あるユーザーがThreads上で「普渡拜拜」と題して投稿し、中元節の供え物に見られる空心菜のスープの由来について疑問を呈した。この投稿は多くの反響を呼び、さまざまなコメントが寄せられた。
これについて、台北農產株式会社が2024年に公開したFacebookの投稿では、空心菜が毎年のように普渡の供え物に登場する理由を解説している。その理由は、空心菜が「中空」の形状をしており、調理法も「半生半熟」であることに関係しているという。これは「心をこめて迎えるが、長くは留めておきたくない」という、台湾人の思いやりの知恵を表しているのだ。

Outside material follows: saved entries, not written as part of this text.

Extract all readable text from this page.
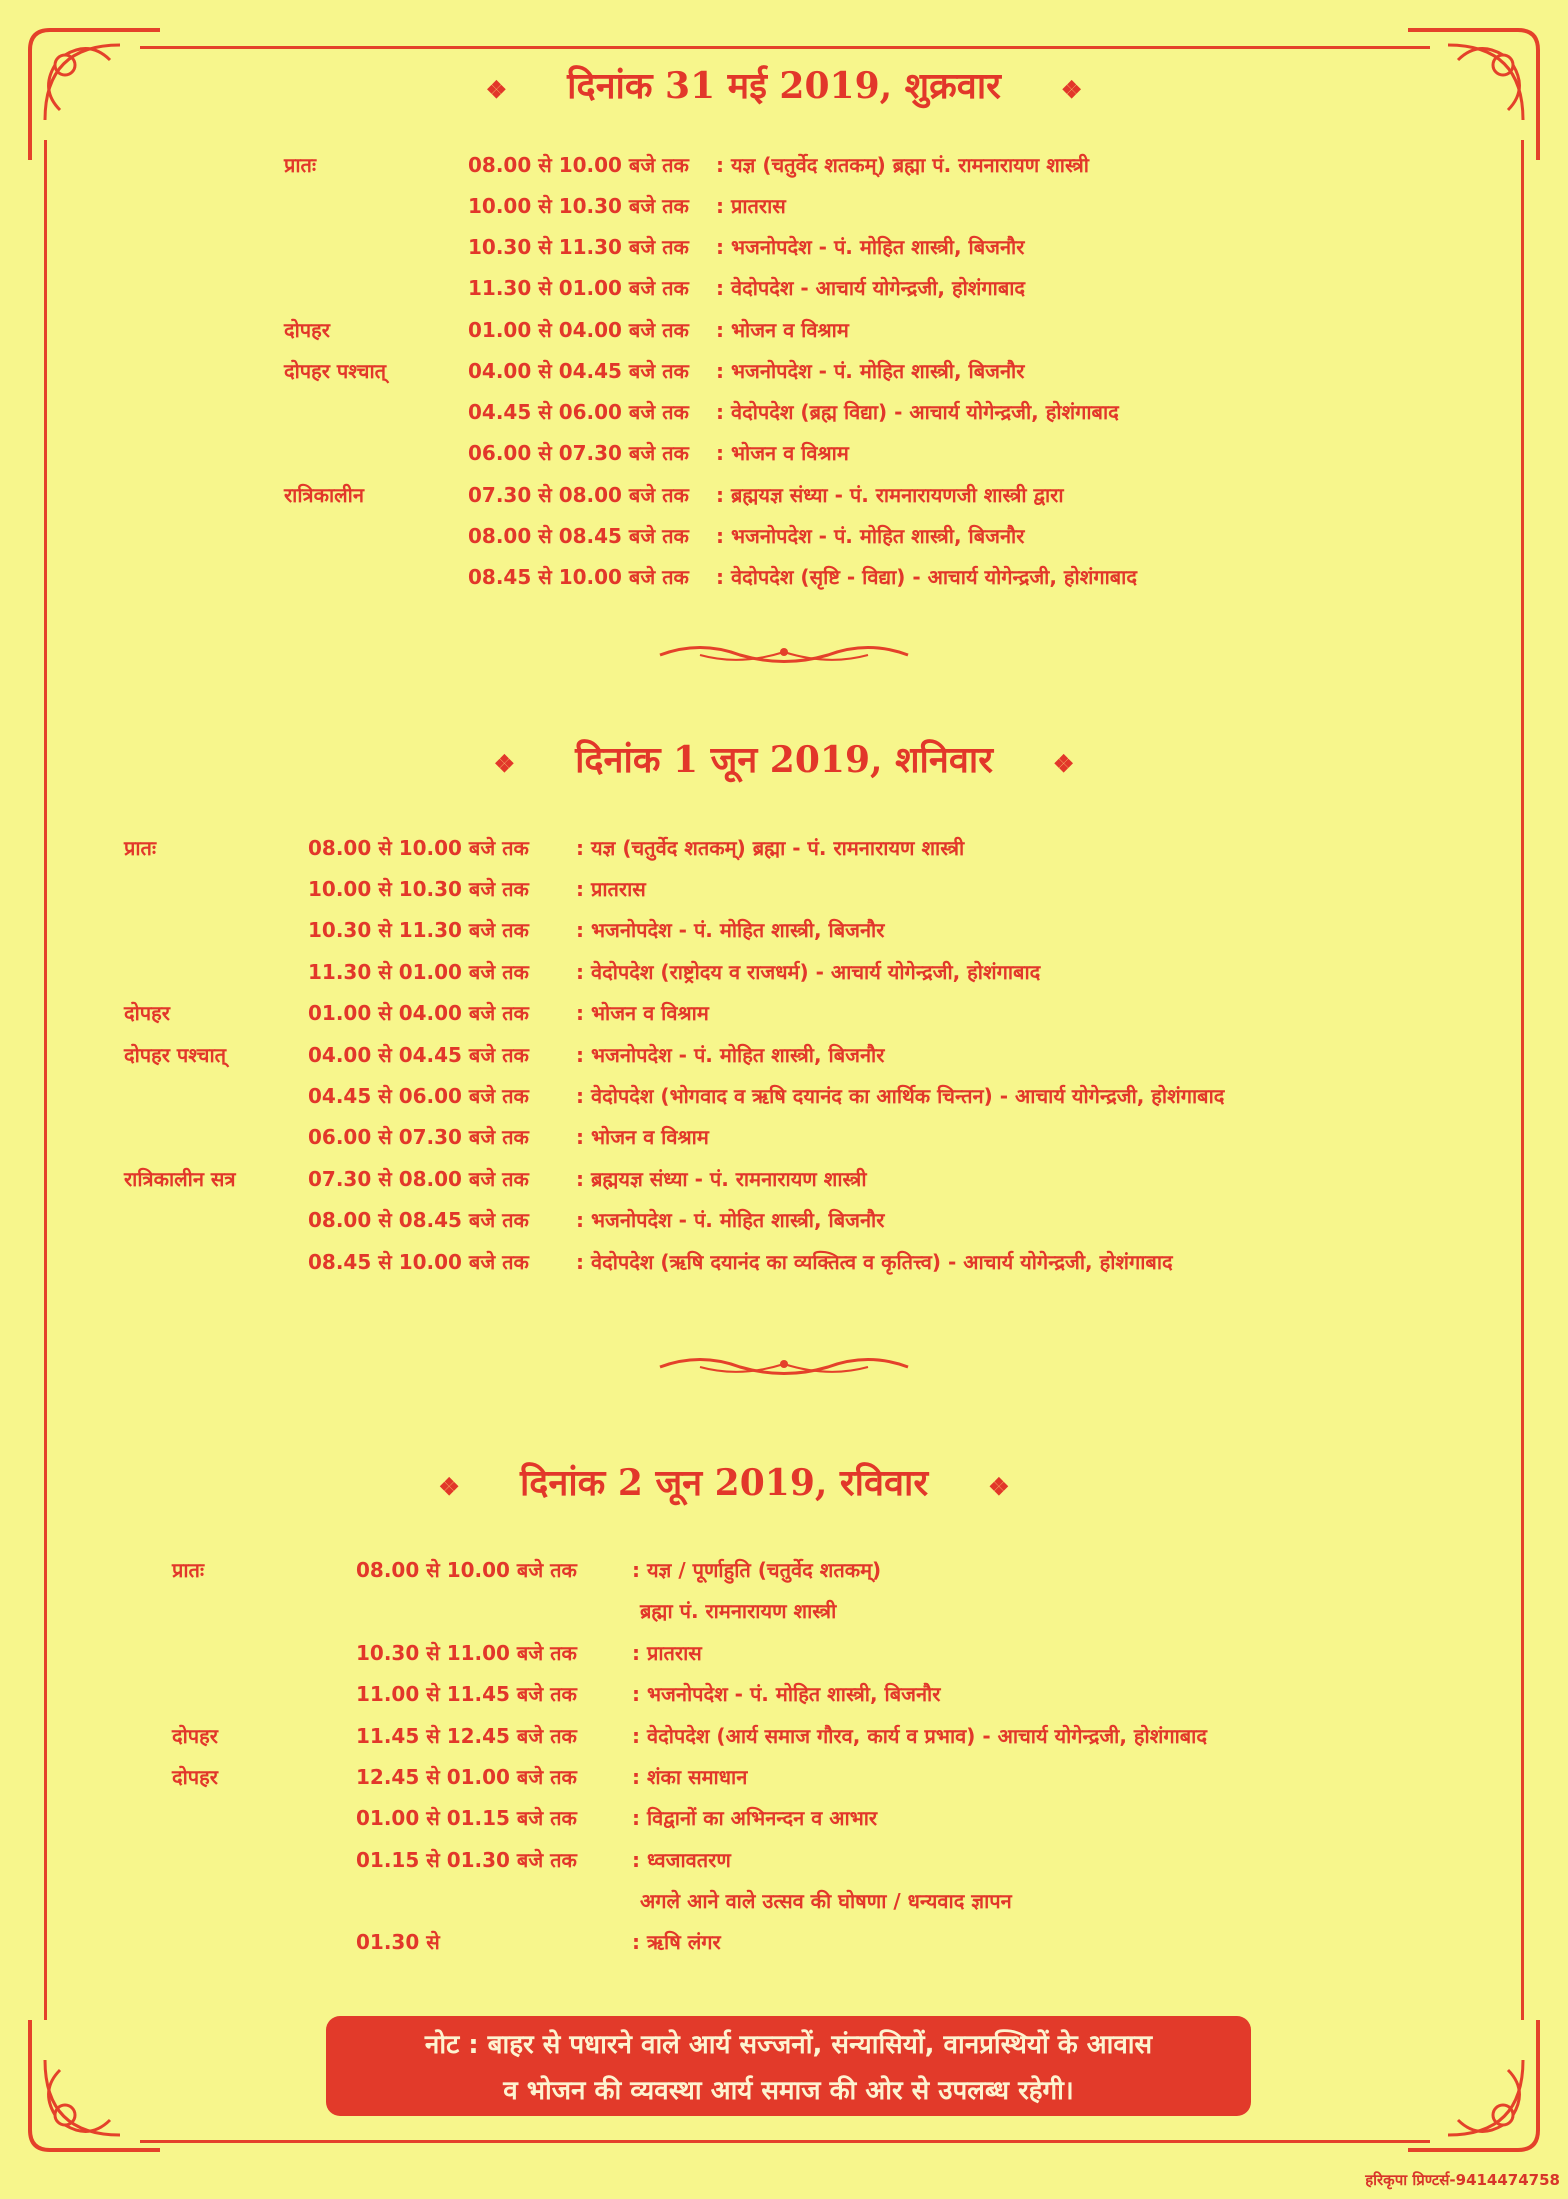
❖ दिनांक 31 मई 2019, शुक्रवार	❖
प्रातः	08.00 से 10.00 बजे तक : यज्ञ (चतुर्वेद शतकम्) ब्रह्मा पं. रामनारायण शास्त्री
10.00 से 10.30 बजे तक : प्रातरास
10.30 से 11.30 बजे तक : भजनोपदेश - पं. मोहित शास्त्री, बिजनौर
11.30 से 01.00 बजे तक : वेदोपदेश - आचार्य योगेन्द्रजी, होशंगाबाद
दोपहर	01.00 से 04.00 बजे तक : भोजन व विश्राम
दोपहर पश्चात्	04.00 से 04.45 बजे तक : भजनोपदेश - पं. मोहित शास्त्री, बिजनौर
04.45 से 06.00 बजे तक : वेदोपदेश (ब्रह्म विद्या) - आचार्य योगेन्द्रजी, होशंगाबाद
06.00 से 07.30 बजे तक : भोजन व विश्राम
रात्रिकालीन	07.30 से 08.00 बजे तक : ब्रह्मयज्ञ संध्या - पं. रामनारायणजी शास्त्री द्वारा
08.00 से 08.45 बजे तक : भजनोपदेश - पं. मोहित शास्त्री, बिजनौर
08.45 से 10.00 बजे तक : वेदोपदेश (सृष्टि - विद्या) - आचार्य योगेन्द्रजी, होशंगाबाद
❖ दिनांक 1 जून 2019, शनिवार	❖
प्रातः	08.00 से 10.00 बजे तक : यज्ञ (चतुर्वेद शतकम्) ब्रह्मा - पं. रामनारायण शास्त्री
10.00 से 10.30 बजे तक : प्रातरास
10.30 से 11.30 बजे तक : भजनोपदेश - पं. मोहित शास्त्री, बिजनौर
11.30 से 01.00 बजे तक : वेदोपदेश (राष्ट्रोदय व राजधर्म) - आचार्य योगेन्द्रजी, होशंगाबाद
दोपहर	01.00 से 04.00 बजे तक : भोजन व विश्राम
दोपहर पश्चात्	04.00 से 04.45 बजे तक : भजनोपदेश - पं. मोहित शास्त्री, बिजनौर
04.45 से 06.00 बजे तक : वेदोपदेश (भोगवाद व ऋषि दयानंद का आर्थिक चिन्तन) - आचार्य योगेन्द्रजी, होशंगाबाद
06.00 से 07.30 बजे तक : भोजन व विश्राम
रात्रिकालीन सत्र	07.30 से 08.00 बजे तक : ब्रह्मयज्ञ संध्या - पं. रामनारायण शास्त्री
08.00 से 08.45 बजे तक : भजनोपदेश - पं. मोहित शास्त्री, बिजनौर
08.45 से 10.00 बजे तक : वेदोपदेश (ऋषि दयानंद का व्यक्तित्व व कृतित्त्व) - आचार्य योगेन्द्रजी, होशंगाबाद
❖ दिनांक 2 जून 2019, रविवार	❖
प्रातः	08.00 से 10.00 बजे तक	: यज्ञ / पूर्णाहुति (चतुर्वेद शतकम्)
ब्रह्मा पं. रामनारायण शास्त्री
10.30 से 11.00 बजे तक	: प्रातरास
11.00 से 11.45 बजे तक	: भजनोपदेश - पं. मोहित शास्त्री, बिजनौर
दोपहर	11.45 से 12.45 बजे तक	: वेदोपदेश (आर्य समाज गौरव, कार्य व प्रभाव) - आचार्य योगेन्द्रजी, होशंगाबाद
दोपहर	12.45 से 01.00 बजे तक	: शंका समाधान
01.00 से 01.15 बजे तक	: विद्वानों का अभिनन्दन व आभार
01.15 से 01.30 बजे तक	: ध्वजावतरण
अगले आने वाले उत्सव की घोषणा / धन्यवाद ज्ञापन
01.30 से	: ऋषि लंगर
नोट : बाहर से पधारने वाले आर्य सज्जनों, संन्यासियों, वानप्रस्थियों के आवास
व भोजन की व्यवस्था आर्य समाज की ओर से उपलब्ध रहेगी।
हरिकृपा प्रिण्टर्स-9414474758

台北農產の投稿によれば、昔の台湾は経済的に余裕がなく、空心菜は安価で一年中手に入る野菜だったため、普渡の際に「良い兄弟たち」をもてなすために欠かせない存在だった。豪華な供物が届かない魂たちにも、少なくともお腹を満たしてもらおうという配慮から、一碗の空心菜スープが用意されたのである。
また、空心菜の茎が中空なことは、「心をこめて招くが、心を残してほしくない」という意味が込められており、調理もあえて半熟の状態で提供されることから、「完全には縁がない」という象徴的な意味を持つ。つまり、人と精霊の関係は「浅いもの」であり、食事を終えたら速やかに去ってほしいという願いが込められているのだ。
投稿に対して、多くのユーザーが自身が聞いた言い伝えを共有した。あるユーザーは次のようにまとめている。「1. 空心菜の茎が空洞だから、客人を引き留める気がない、食べてすぐ行ってくださいという意味 2. 悪鬼の食道は非常に細いため、空心菜がその食道に変わり、満腹できるようにするという伝説 3. 空心菜を折ると糸が伸びるが、それは傷ついた魂の体を修復する象徴 4. 昔は水辺に自生する野菜だったので、供え物の端に一碗置いて、弱い魂たちが少なくともスープだけでも飲めるようにする。また、難産で亡くなった女性のために、麻油鶏を草蓆で囲んで供える風習もある」
さらに、「悪鬼の口に入った食べ物は炎になってしまうため、慈悲深い人々が空心菜を食道に変えて、美味しく食べられるようにする」「有心請你,無心留你(心をこめて招くが、留め置く気はない)」「空心菜があれば供養されたことになる。俗に言う『鬼也要搶有蕹菜湯』(鬼も空心菜スープを争って食べる)」といった声も上がっている。
空心菜以外にも、家庭ごとの準備方法が紹介されている。「私は小魚乾を入れて、半熟のまま床に注ぎ、這って食べるしかできない魂たちにも食べさせられるようにしている。先祖が、それが彼らにとっての山珍海味だと教えてくれた」「空心菜は安い野菜だが、たとえ貧しくても必ず用意する。それこそが『心がある』ということだ」といった意見がある。